In real life, Norma Jeane Mortenson (Monroe’s real name) was the third child of Gladys Pearl Baker, and her father’s identity was highly disputed until relatively recently. Gladys Pearl’s first husband, John Newton Baker, took her first two children from her, leaving her as a struggling film editor, grappling with mental health issues. Throughout Marilyn’s youth, her mother’s mental health issues worsened leading to Marilyn being placed in foster care. Following a violent nervous breakdown, Baker was institutionalized for several years. Eventually, Baker reunited with Marilyn as her popularity was blossoming, then married, John Stewart Eley, a man who had a secret family in Idaho. Her mother’s struggles led Marilyn Monroe, at her PR team’s advisement, to tell the public that she was an orphan, despite he mother still being alive and her father’s identity being unknown. In 2022, DNA testing revealed her father to be Gladys Baker’s former coworker Charles Stanley Gifford. Eventually, a gossip columnist discovered Baker was actually alive, and Monroe was not an orphan.
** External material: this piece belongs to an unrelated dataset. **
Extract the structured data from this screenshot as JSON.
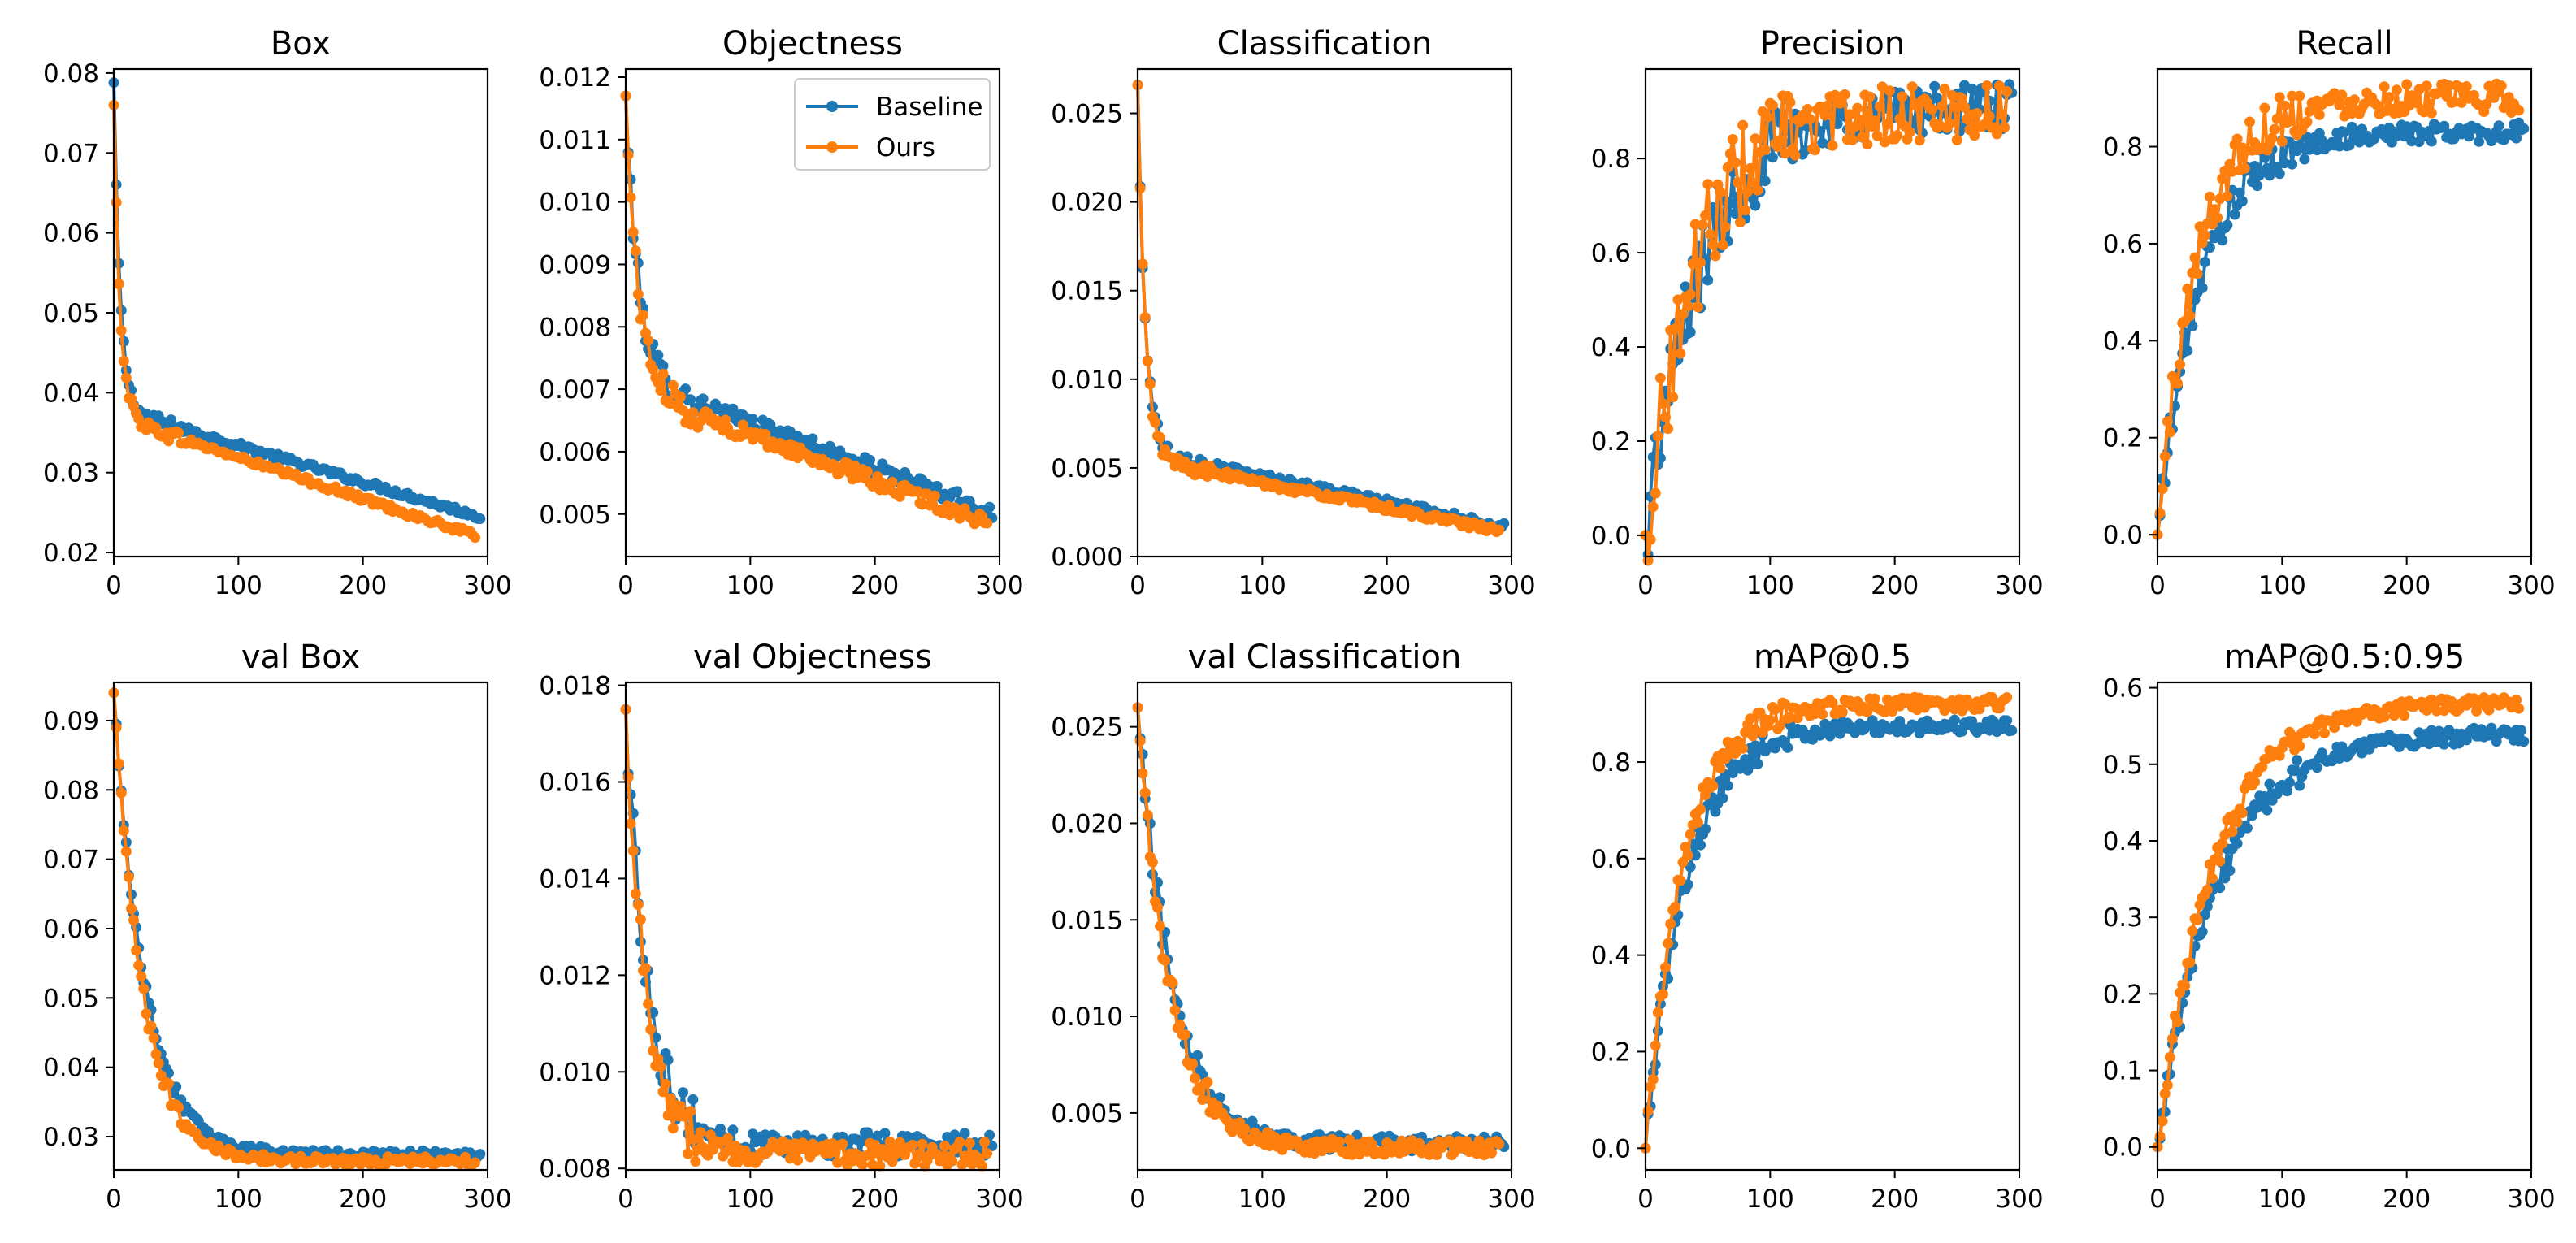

When the news broke of Monroe’s true past, Baker suffered another nervous breakdown and was reinstitutionalized. Monroe continued to send her mother a monthly allowance and left her a $100,000 dollar trust fund upon her death.
How accurate is Blonde’s Portrayal of Marilyn Monroe’s Mother?
Clearly, there are some differences between Blonde’s depiction of Gladys Pearl Baker, and her actual life. Blonde film takes several liberties in creating scenarios between Norma Jeane and her mother that wouldn’t have been public information because they happened behind closed doors. Notably, there is no evidence of her mother driving them into a fire or trying to drown her. The only proven facts depicted in the movie about Baker are that she was diagnosed with paranoid schizophrenia and was institutionalized. The major changes made by Blonde From real life are part of what has led to the backlash against the movie.
The changes made by the film are not just limited to Monroe’s relationship with her mother. The movie and novel it's based on alter, embellish, or completely fabricate major aspects of Monroe’s life surrounding her relationships, pregnancies, and hardships. As Blonde does not claim to be a biopic, but does draw heavily on Monroe's life, it leaves the film in a gray area. The director, Andrew Dominik, has said himself that Blonde is not meant to be accurate, stating, “it’s all fiction anyway, in my opinion,” a claim that might be complicated by the number of true events that the movie draws upon.